The first topic that we’ll cover is electrical updating. You may have lived with the existing wiring the entire time you occupied the home but be certain that the home inspector and your buyer will want these issues resolved.
What type of Electrical Panel do you have?
Federal Pacific Electrical Panels Federal Pacific Electric Company (FPE) was one of the most common manufacturers of circuit breaker panels in North America from the 1950s to the 1980s. Millions of their panels were installed in homes across the country. Yet, as the years passed, electricians and home inspectors often found Federal Pacific Electric panels failed to provide proper protection to homeowners and their families. Experts now say that FPE panels can appear to work fine for years, but after one overcurrent or short circuit, they can overheat and become fire hazards.
In a class action lawsuit, a New Jersey State Court ruled that the Federal Pacific Electric (FPE) Company “violated the Consumer Fraud Act because FPE knowingly and purposefully distributed circuit breakers which were not tested to meet UL standards…” (To see the Class Action Settlement Notice issued for New Jersey Residents, click here.) An expert who investigated the potential hazards of Federal Pacific Electric panels stated under UL 489 test conditions, that FPE panels fail to trip at a much higher rate than standard panels.

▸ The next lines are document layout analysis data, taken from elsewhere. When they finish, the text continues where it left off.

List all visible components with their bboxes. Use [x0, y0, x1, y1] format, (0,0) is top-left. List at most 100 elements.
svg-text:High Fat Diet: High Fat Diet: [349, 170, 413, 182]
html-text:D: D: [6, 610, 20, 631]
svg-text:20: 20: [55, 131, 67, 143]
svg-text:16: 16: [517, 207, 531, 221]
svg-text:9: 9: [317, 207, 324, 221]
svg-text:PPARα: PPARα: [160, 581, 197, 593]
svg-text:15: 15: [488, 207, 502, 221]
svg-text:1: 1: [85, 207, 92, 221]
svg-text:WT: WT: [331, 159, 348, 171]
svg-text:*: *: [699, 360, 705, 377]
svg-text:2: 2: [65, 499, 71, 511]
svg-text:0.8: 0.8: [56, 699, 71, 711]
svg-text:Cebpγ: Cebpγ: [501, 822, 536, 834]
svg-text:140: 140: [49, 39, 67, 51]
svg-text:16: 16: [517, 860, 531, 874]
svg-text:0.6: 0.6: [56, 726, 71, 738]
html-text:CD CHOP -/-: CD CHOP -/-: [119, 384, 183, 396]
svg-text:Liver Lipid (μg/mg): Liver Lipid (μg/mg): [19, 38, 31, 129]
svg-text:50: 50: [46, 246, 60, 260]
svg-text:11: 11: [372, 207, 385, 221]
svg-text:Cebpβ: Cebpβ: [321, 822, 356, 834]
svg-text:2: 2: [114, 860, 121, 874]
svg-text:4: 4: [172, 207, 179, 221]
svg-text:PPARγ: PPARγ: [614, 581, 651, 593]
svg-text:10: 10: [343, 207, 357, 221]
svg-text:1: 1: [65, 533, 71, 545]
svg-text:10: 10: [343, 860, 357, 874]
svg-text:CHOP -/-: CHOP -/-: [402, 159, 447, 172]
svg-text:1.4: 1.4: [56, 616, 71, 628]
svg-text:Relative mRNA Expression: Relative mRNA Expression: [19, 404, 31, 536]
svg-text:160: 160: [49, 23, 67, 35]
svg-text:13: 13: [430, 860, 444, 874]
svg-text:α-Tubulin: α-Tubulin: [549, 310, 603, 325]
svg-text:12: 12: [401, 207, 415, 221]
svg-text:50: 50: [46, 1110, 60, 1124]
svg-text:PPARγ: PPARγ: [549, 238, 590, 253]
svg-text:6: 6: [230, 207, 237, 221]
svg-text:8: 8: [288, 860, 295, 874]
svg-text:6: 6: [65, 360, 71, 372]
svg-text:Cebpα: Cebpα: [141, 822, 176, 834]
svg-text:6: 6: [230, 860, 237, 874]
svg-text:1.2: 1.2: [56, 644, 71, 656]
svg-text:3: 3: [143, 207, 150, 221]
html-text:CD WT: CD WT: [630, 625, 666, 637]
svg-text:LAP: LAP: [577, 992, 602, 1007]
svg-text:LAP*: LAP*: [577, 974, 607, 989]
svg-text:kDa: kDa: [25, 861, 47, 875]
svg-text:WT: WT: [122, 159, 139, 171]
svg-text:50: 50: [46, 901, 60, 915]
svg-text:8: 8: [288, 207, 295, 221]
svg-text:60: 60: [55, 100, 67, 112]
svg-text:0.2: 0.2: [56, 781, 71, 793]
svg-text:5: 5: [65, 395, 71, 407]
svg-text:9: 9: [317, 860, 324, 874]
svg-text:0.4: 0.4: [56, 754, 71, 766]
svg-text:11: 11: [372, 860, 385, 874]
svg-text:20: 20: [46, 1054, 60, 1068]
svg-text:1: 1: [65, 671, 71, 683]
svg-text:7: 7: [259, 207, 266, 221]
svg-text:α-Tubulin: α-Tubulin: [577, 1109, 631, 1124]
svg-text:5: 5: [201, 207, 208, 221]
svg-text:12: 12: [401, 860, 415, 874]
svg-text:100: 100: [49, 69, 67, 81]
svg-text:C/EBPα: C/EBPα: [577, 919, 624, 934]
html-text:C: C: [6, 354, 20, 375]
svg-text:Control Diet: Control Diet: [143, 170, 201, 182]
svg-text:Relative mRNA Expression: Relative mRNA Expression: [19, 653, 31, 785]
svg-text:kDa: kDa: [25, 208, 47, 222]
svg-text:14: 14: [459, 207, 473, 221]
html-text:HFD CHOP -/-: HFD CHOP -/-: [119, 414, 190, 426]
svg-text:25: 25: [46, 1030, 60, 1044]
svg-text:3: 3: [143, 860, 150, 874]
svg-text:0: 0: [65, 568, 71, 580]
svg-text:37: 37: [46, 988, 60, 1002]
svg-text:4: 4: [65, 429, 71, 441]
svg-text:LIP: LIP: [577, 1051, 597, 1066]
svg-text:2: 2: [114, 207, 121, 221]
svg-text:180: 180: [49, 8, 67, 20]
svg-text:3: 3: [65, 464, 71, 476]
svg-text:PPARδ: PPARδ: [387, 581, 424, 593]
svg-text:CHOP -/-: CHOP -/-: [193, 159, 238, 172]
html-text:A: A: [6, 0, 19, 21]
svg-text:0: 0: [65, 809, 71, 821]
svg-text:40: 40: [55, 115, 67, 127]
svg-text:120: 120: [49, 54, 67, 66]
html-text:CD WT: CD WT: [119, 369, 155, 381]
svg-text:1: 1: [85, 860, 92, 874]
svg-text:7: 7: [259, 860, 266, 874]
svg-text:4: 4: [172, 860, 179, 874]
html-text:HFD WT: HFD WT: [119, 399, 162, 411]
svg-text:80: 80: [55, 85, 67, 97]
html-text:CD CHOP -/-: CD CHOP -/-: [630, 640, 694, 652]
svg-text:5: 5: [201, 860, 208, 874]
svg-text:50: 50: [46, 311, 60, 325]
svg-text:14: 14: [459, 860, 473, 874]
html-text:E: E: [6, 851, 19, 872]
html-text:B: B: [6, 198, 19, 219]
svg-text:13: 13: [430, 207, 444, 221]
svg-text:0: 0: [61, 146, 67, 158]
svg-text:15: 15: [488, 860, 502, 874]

When a breaker fails to trip, an extreme amount of power from the outside electrical supply surges into a home’s panel and circuits. Once that happens, it cannot be stopped or shut off manually. Electricity will burn until it runs out of fuel or the wires melt. The panel could overheat and catch fire, causing serious harm to a home and its occupants. Many Federal Pacific Electric panels and breakers can operate properly for years. But if and when they do malfunction, a disaster could occur.
Do you have GFCI outlets in your wet areas?

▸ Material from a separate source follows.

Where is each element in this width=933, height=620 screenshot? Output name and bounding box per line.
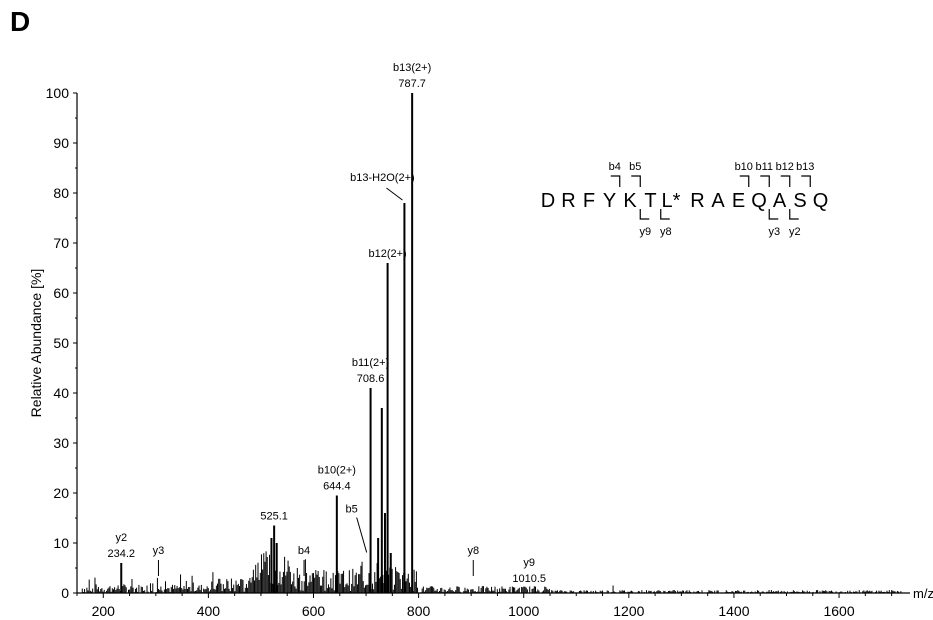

A ground fault circuit interrupter (GFCI) or Residual Current Device (RCD) is a device that shuts off an electric power circuit when it detects that current is flowing along an unintended path, such as through water or a person. It is used to reduce the risk of electric shock., which can make the heart to stop or cause burns. They can also prevent some fires, like when a live wire touches a metal conduit.
GFCIs are required by local law to be installed in kitchens, bathrooms, unfinished basements, garages, outdoors, and anywhere near a sink. Notably, these are all places where water may allow a short circuit to happen.
Do you have AFCI outlets in your bedrooms?
An Arc Fault Circuit Interrupter (AFCI) is a specific duplex receptacle or circuit breaker designed to help prevent fires by detecting an unintended electrical arc and disconnecting the power before the arc starts a fire. An AFCI must distinguish between a harmless arc that occurs incidental to normal operation of switches, plugs and brushed motors and an undesirable arc that can occur, for example, in a lamp cord that has a broken conductor in the cord.
Arc faults in a home are one of the leading causes for electrical wiring fires. Each year in the United States, over 40,000 fires are attributed to home electrical wiring. These fires result in over 350 deaths and over 1,400 injuries each year.
The 2008 NEC requires the installation of combination-type AFCIs in all 15 and 20 ampere residential circuits with the exception of laundries, kitchens, bathrooms, garages and unfinished basements.
Do you have aluminum wiring?
During the 1960’s and 70’s, aluminum (instead of copper) wiring became quite popular and was extensively used. Since that time, aluminum wiring has been implicated in a number of house fires, and is no longer permitted in Texas.
The main problem with aluminum wiring is a phenomenon known as “cold creep”. When aluminum wiring warms up, it expands. When it cools down, it contracts. Unlike copper, when aluminum goes through a number of warm/cool cycles it loses a bit of tightness each time. To make the problem worse, aluminum oxidises, or corrodes when in contact with certain types of metal, so the resistance of the connection goes up. Which causes it to heat up and corrode/oxidize still more. Eventually the wire may start getting very hot, melt the insulation or fixture it’s attached to, and possibly even cause a fire.
If you need to sell your house fast, it’s a good idea to hire a certified electrician in advanced to repair any necessary items and avoid scaring your potential buyers.